La voglia di cambiamento ispirata dalla elezione di Obama sembra aver raggiunto Israele attraverso le elezioni municipali di martedì. Sindaci da anni al potere sono stati sostituiti e a Gerusalemme il candidato degli ortodossi Porush, membro di una «dinastia» coinvolta nell'amministrazione della città sin da prima della creazione dello Stato, ha subito una cocente sconfitta. Il vincitore, Nir Barkat (52% dei voti), è un giovane e ricco imprenditore tecnologico, che già quattro anni fa aveva tentato di conquistare la municipalità perdendola a favore degli ortodossi per soli 15mila voti. Questa volta è riuscito a mobilitare il voto dei laici, molti dei quali tendono a emigrare a Tel Aviv piuttosto che opporsi allo strapotere dei religiosi, usando il riuscito slogan «A Gerusalemme c'è posto per tutti o per nessuno».
Ha promesso (imitando Obama) di essere il «sindaco di tutti» e di lottare per il risveglio di una città sempre più in declino.
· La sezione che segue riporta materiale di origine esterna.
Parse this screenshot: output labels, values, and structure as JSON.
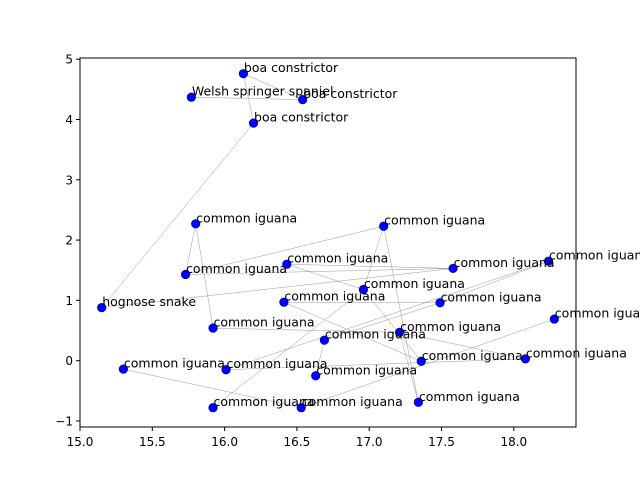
{
  "colors": {
    "marker": "#0000ff",
    "marker_edge": "#00008b",
    "edge": "#808080",
    "text": "#000000",
    "axis": "#000000",
    "background": "#ffffff"
  },
  "chart_data": {
    "type": "scatter",
    "title": "",
    "xlabel": "",
    "ylabel": "",
    "xlim": [
      15.0,
      18.43
    ],
    "ylim": [
      -1.1,
      5.02
    ],
    "xticks": [
      15.0,
      15.5,
      16.0,
      16.5,
      17.0,
      17.5,
      18.0
    ],
    "yticks": [
      -1,
      0,
      1,
      2,
      3,
      4,
      5
    ],
    "xtick_labels": [
      "15.0",
      "15.5",
      "16.0",
      "16.5",
      "17.0",
      "17.5",
      "18.0"
    ],
    "ytick_labels": [
      "−1",
      "0",
      "1",
      "2",
      "3",
      "4",
      "5"
    ],
    "grid": false,
    "legend": "none",
    "nodes": [
      {
        "label": "boa constrictor",
        "x": 16.13,
        "y": 4.76
      },
      {
        "label": "Welsh springer spaniel",
        "x": 15.77,
        "y": 4.37
      },
      {
        "label": "boa constrictor",
        "x": 16.54,
        "y": 4.33
      },
      {
        "label": "boa constrictor",
        "x": 16.2,
        "y": 3.94
      },
      {
        "label": "common iguana",
        "x": 15.8,
        "y": 2.27
      },
      {
        "label": "common iguana",
        "x": 17.1,
        "y": 2.23
      },
      {
        "label": "common iguana",
        "x": 18.24,
        "y": 1.65
      },
      {
        "label": "common iguana",
        "x": 16.43,
        "y": 1.6
      },
      {
        "label": "common iguana",
        "x": 17.58,
        "y": 1.53
      },
      {
        "label": "common iguana",
        "x": 15.73,
        "y": 1.43
      },
      {
        "label": "common iguana",
        "x": 16.96,
        "y": 1.18
      },
      {
        "label": "common iguana",
        "x": 16.41,
        "y": 0.97
      },
      {
        "label": "common iguana",
        "x": 17.49,
        "y": 0.96
      },
      {
        "label": "hognose snake",
        "x": 15.15,
        "y": 0.88
      },
      {
        "label": "common iguana",
        "x": 18.28,
        "y": 0.69
      },
      {
        "label": "common iguana",
        "x": 15.92,
        "y": 0.54
      },
      {
        "label": "common iguana",
        "x": 17.21,
        "y": 0.47
      },
      {
        "label": "common iguana",
        "x": 16.69,
        "y": 0.34
      },
      {
        "label": "common iguana",
        "x": 18.08,
        "y": 0.03
      },
      {
        "label": "common iguana",
        "x": 17.36,
        "y": -0.01
      },
      {
        "label": "common iguana",
        "x": 15.3,
        "y": -0.14
      },
      {
        "label": "common iguana",
        "x": 16.01,
        "y": -0.15
      },
      {
        "label": "common iguana",
        "x": 16.63,
        "y": -0.25
      },
      {
        "label": "common iguana",
        "x": 17.34,
        "y": -0.69
      },
      {
        "label": "common iguana",
        "x": 15.92,
        "y": -0.78
      },
      {
        "label": "common iguana",
        "x": 16.53,
        "y": -0.78
      }
    ],
    "edges": [
      [
        0,
        2
      ],
      [
        0,
        3
      ],
      [
        1,
        2
      ],
      [
        3,
        13
      ],
      [
        4,
        9
      ],
      [
        4,
        15
      ],
      [
        9,
        5
      ],
      [
        9,
        8
      ],
      [
        7,
        8
      ],
      [
        7,
        10
      ],
      [
        13,
        8
      ],
      [
        5,
        10
      ],
      [
        5,
        23
      ],
      [
        10,
        24
      ],
      [
        10,
        19
      ],
      [
        6,
        12
      ],
      [
        6,
        21
      ],
      [
        14,
        25
      ],
      [
        11,
        19
      ],
      [
        11,
        12
      ],
      [
        12,
        17
      ],
      [
        15,
        16
      ],
      [
        16,
        18
      ],
      [
        16,
        23
      ],
      [
        17,
        22
      ],
      [
        20,
        25
      ],
      [
        21,
        18
      ]
    ]
  }
}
Le sue promesse gli hanno portato qualche voto nei quartieri arabi (dove in larga misura gli elettori si sono astenuti per non legittimare l'amministrazione ebraica) e quello più importante dei religiosi sionisti, che hanno contribuito a rompere il fronte degli ortodossi. Il voto di Gerusalemme ha evidenziato proprio le crepe all'interno di questultimo fronte. Per esempio il malcontento degli ebrei religiosi di origine orientale che vedono spesso figli e figlie rifiutati dalle migliori scuole dominate dagli ortodossi di origine occidentale; le beghe di prestigio e per il riconoscimento della rispettiva autorità nella interpretazione e nella applicazione quotidiana della tradizione biblica.
Naturalmente tutti i partiti, in campagna per le elezioni politiche del prossimo febbraio hanno cercato di interpretare i risultati delle amministrative a loro favore. Kadima si vanta di aver battuto i candidati del Likud in 12 municipalità; il Likud di averne vinte 4 e il partito di estrema destra «Israel Beitenu» di Avigdor Liberman di aver raddoppiato la sua presenza.